Tolstoy’s world is mid-to-late nineteenth century Imperial Russia. The primary characters live lavish and eminently superficial lifestyles. Their daily existence is a whirlwind of sparkling balls featuring hair-pieced chignons piled high, and decadently luxurious boudoirs where the aristocratic Russian society of Moscow and St. Petersburg affectedly pepper their speech with French. In stark contrast to the elaborate, but constricted life of the city is pastoral Russia. The agrarian countryside has expansive landscapes, rich soil and an unending sky.

Tolstoy’s romantic masterpiece is as vivid as it is relatable. The book captures the imagination with its straightforward and exact language. Tolstoy stops time as he bores into his characters’ every thought, motive, and facial twitch, even as dialogue is being exchanged. It is a romance – admittedly not my favorite genre – but juicy from the get-go with marital infidelity, unrequited love and a tragic love affair.

The novel is sweeping, with at least two dozen named characters whose lives spiral around the two central protagonists – Anna Karenina and Tolstoy’s alter ego, Konstantin Levin.

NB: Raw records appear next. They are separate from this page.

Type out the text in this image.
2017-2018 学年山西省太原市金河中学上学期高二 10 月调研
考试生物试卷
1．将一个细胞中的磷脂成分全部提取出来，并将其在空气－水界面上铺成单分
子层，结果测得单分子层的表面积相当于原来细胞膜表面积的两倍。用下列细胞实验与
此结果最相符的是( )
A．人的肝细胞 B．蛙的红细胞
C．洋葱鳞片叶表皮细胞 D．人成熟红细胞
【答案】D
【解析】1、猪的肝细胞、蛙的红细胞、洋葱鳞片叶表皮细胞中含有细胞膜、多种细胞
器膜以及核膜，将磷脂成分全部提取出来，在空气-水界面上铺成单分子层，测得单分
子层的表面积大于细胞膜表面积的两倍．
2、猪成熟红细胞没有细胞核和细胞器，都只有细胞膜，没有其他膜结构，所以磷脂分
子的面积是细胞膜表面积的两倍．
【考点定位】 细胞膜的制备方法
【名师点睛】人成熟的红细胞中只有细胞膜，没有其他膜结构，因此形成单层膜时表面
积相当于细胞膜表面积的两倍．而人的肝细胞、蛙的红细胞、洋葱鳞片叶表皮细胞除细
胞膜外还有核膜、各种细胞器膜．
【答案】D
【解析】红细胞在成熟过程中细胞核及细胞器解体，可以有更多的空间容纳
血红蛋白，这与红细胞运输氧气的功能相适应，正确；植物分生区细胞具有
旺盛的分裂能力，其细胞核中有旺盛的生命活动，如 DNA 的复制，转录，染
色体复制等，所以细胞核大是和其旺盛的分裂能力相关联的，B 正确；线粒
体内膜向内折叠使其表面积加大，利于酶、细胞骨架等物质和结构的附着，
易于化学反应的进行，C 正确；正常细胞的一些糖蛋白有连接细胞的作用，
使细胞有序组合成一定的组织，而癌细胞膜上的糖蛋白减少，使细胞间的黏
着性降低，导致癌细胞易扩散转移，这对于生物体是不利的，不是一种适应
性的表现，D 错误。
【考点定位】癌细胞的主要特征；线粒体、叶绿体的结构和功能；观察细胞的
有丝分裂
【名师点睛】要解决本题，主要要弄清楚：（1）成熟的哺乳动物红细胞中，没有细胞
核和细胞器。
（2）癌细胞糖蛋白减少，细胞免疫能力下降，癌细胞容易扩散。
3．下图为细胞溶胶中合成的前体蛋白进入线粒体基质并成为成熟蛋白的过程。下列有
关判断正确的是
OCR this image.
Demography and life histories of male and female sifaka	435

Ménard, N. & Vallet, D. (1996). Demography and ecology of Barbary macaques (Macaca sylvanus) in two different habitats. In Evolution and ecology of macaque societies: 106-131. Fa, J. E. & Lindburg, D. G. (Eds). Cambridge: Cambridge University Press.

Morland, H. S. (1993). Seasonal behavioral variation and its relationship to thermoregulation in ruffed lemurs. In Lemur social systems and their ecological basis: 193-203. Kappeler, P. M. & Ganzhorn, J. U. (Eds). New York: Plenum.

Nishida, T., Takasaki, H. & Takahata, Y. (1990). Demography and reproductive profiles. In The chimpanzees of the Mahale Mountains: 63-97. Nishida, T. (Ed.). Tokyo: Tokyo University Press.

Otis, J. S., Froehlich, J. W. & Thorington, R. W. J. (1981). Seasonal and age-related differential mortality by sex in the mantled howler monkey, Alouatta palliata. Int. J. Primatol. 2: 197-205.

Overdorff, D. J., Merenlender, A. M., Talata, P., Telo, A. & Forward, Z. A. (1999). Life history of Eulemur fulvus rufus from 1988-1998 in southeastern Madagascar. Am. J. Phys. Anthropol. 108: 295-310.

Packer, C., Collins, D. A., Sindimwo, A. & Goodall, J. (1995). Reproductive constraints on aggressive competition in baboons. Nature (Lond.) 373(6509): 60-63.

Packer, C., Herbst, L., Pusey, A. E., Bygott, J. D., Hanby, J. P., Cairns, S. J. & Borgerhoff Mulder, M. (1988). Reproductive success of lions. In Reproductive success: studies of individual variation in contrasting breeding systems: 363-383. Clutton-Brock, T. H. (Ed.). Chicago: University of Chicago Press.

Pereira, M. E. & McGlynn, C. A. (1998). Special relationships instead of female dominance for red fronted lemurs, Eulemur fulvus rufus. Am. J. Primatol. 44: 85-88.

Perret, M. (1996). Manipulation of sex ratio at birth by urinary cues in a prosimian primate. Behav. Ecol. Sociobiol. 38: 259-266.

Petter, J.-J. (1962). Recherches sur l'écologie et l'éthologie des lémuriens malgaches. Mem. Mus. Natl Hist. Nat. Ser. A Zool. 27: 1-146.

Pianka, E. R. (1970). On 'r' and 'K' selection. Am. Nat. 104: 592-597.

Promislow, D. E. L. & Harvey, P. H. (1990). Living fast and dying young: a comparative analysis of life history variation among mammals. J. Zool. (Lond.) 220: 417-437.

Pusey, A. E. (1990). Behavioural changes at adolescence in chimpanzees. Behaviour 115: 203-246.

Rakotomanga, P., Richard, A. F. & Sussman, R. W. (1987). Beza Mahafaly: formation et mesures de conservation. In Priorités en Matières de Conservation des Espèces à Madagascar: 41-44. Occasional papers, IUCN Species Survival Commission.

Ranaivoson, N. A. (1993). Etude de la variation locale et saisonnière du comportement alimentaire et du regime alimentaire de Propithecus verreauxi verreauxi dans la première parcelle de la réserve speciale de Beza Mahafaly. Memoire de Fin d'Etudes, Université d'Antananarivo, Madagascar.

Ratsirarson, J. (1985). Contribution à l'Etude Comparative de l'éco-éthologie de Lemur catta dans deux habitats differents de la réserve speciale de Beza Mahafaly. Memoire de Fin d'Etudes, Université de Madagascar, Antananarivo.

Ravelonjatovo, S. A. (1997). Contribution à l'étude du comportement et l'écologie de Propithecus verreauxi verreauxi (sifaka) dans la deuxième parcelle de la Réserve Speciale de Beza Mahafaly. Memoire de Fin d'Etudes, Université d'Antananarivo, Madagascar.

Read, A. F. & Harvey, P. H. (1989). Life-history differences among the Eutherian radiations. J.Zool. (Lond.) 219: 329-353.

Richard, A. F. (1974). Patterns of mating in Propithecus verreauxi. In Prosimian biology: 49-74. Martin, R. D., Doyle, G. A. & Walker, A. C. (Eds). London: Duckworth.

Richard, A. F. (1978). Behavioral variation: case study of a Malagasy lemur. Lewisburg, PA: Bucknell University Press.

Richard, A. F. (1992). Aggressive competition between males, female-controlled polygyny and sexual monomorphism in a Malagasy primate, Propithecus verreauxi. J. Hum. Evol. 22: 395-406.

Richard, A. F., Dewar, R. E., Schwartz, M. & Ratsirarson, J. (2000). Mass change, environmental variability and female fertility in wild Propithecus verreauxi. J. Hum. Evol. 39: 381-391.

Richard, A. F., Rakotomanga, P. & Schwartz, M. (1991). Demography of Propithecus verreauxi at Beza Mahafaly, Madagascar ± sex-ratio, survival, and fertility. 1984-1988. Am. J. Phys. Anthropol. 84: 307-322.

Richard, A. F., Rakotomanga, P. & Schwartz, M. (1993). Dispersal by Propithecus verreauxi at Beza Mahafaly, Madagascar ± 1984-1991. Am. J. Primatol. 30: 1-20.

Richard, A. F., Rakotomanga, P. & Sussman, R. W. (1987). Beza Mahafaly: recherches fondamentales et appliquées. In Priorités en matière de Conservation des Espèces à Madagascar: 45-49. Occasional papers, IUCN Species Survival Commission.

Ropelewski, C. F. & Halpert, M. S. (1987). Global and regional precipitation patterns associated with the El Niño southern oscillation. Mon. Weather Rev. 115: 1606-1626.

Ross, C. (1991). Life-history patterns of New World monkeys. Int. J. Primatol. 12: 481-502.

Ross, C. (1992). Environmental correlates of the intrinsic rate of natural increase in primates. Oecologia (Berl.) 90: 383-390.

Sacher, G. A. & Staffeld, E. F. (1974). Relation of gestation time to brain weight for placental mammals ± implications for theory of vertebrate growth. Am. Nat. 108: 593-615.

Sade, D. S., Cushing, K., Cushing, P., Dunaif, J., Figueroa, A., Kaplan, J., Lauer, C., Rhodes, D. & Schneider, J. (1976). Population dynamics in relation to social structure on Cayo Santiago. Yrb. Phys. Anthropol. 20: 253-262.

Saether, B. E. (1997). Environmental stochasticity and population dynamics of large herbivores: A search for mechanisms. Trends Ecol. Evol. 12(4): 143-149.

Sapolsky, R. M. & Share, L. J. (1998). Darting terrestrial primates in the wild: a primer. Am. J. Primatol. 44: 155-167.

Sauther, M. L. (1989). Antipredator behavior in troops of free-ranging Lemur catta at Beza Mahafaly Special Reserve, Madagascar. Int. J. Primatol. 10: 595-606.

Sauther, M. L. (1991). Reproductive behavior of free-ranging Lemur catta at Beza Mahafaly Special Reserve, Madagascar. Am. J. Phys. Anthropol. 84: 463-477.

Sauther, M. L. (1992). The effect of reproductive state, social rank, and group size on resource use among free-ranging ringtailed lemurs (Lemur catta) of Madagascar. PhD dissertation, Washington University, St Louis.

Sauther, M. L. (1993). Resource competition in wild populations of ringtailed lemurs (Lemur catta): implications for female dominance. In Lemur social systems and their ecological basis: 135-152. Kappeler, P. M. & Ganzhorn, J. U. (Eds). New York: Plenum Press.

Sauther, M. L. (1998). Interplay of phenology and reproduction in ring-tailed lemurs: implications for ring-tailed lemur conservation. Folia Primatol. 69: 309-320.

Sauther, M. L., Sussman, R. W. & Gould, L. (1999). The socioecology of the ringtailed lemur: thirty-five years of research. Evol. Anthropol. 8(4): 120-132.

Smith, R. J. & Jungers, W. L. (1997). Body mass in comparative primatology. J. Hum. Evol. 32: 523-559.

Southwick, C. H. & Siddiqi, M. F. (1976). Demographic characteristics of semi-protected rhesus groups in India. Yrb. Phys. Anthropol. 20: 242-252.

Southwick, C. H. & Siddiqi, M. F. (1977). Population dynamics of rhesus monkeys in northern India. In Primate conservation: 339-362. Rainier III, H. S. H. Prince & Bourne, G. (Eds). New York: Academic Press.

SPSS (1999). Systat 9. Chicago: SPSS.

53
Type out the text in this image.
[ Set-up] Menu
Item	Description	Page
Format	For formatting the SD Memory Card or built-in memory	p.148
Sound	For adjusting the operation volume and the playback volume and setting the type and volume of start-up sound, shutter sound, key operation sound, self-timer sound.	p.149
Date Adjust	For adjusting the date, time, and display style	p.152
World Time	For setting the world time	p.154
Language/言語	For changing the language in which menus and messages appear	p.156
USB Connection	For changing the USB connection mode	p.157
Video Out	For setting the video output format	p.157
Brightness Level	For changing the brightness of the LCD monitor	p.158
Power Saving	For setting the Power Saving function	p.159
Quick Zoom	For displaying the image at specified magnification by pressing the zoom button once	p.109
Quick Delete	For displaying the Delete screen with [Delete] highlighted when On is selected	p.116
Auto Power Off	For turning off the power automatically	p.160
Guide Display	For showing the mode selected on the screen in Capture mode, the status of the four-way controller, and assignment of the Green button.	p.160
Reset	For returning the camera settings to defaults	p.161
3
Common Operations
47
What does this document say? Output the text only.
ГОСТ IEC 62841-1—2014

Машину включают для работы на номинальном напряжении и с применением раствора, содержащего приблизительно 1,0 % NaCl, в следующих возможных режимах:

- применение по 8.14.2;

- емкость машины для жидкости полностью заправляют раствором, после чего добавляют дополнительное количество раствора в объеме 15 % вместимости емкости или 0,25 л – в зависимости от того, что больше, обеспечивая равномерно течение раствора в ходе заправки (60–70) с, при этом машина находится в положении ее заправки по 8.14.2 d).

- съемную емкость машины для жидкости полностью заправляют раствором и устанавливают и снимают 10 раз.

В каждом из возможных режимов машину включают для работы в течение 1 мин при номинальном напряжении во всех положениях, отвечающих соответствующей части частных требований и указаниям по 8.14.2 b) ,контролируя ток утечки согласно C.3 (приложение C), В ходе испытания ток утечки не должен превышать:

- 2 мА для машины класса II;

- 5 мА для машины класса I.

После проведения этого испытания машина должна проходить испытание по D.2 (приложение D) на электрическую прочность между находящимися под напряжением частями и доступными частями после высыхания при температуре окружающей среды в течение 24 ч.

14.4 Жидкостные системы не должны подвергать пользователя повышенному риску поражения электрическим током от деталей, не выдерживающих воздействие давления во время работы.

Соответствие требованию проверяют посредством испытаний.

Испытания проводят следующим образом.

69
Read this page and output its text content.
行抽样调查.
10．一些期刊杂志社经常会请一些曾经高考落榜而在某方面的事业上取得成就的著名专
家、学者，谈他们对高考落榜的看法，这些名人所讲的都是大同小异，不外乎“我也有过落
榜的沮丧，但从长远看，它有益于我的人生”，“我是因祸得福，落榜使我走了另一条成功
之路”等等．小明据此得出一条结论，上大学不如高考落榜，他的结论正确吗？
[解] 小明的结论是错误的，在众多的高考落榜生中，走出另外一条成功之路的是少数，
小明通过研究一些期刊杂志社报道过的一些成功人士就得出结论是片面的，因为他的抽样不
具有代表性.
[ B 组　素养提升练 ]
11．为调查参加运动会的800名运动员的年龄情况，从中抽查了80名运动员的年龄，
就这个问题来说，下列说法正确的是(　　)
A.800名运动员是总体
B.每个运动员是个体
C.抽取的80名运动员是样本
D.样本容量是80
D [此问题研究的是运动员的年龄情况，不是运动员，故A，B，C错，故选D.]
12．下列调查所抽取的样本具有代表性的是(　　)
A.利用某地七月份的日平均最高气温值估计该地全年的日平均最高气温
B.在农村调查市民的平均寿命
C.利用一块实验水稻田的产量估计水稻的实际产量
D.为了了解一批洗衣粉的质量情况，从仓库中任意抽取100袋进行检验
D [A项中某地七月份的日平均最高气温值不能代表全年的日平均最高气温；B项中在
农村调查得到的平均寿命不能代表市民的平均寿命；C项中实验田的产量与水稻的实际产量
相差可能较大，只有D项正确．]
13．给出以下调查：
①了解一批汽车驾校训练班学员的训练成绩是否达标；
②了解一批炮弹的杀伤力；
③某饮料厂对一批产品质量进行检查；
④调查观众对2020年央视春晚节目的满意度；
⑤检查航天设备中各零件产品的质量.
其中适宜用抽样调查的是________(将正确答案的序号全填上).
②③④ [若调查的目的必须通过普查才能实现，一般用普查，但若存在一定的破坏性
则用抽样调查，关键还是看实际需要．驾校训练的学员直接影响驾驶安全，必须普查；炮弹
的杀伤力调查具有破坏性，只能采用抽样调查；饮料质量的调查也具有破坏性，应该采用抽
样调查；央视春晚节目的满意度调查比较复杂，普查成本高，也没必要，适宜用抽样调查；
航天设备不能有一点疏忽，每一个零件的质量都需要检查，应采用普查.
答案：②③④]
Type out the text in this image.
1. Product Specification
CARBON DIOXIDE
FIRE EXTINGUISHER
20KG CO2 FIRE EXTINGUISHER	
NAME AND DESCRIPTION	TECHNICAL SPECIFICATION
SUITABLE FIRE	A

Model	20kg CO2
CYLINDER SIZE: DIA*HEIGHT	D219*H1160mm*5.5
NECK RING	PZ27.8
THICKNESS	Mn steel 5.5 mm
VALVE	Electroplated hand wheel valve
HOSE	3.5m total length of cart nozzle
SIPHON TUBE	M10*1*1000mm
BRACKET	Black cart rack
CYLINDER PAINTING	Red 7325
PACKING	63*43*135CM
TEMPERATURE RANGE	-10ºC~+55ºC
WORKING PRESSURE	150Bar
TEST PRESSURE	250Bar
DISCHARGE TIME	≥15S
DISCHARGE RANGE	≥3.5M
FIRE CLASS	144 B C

Tolstoy peers not only into the lives of a few rich 19th century Russians, but into the whole of humanity. The novel has stood the test of time because it reminds us that even the most desirable of circumstances may be unbearable, that bumps in the road may still lead to happy endings, that glamor and frivolity are but fleeting joys, and that family and real love are worth crying for, fighting for, striving for, waiting for.

Anna Karenina is a celebration of human frailty and redemption. Tolstoy says its okay to be flawed, its okay to make mistakes, just keep trying. We see that there are infinite possibilities in life, but we indeed choose our own path. Without seeking to reduce a 150-year old, 900-page classic tome to a few epithets, Anna Karenina is a celebration of life – its beauty and its tragedy – and all the meaning there is to be found, if only we will choose to see it.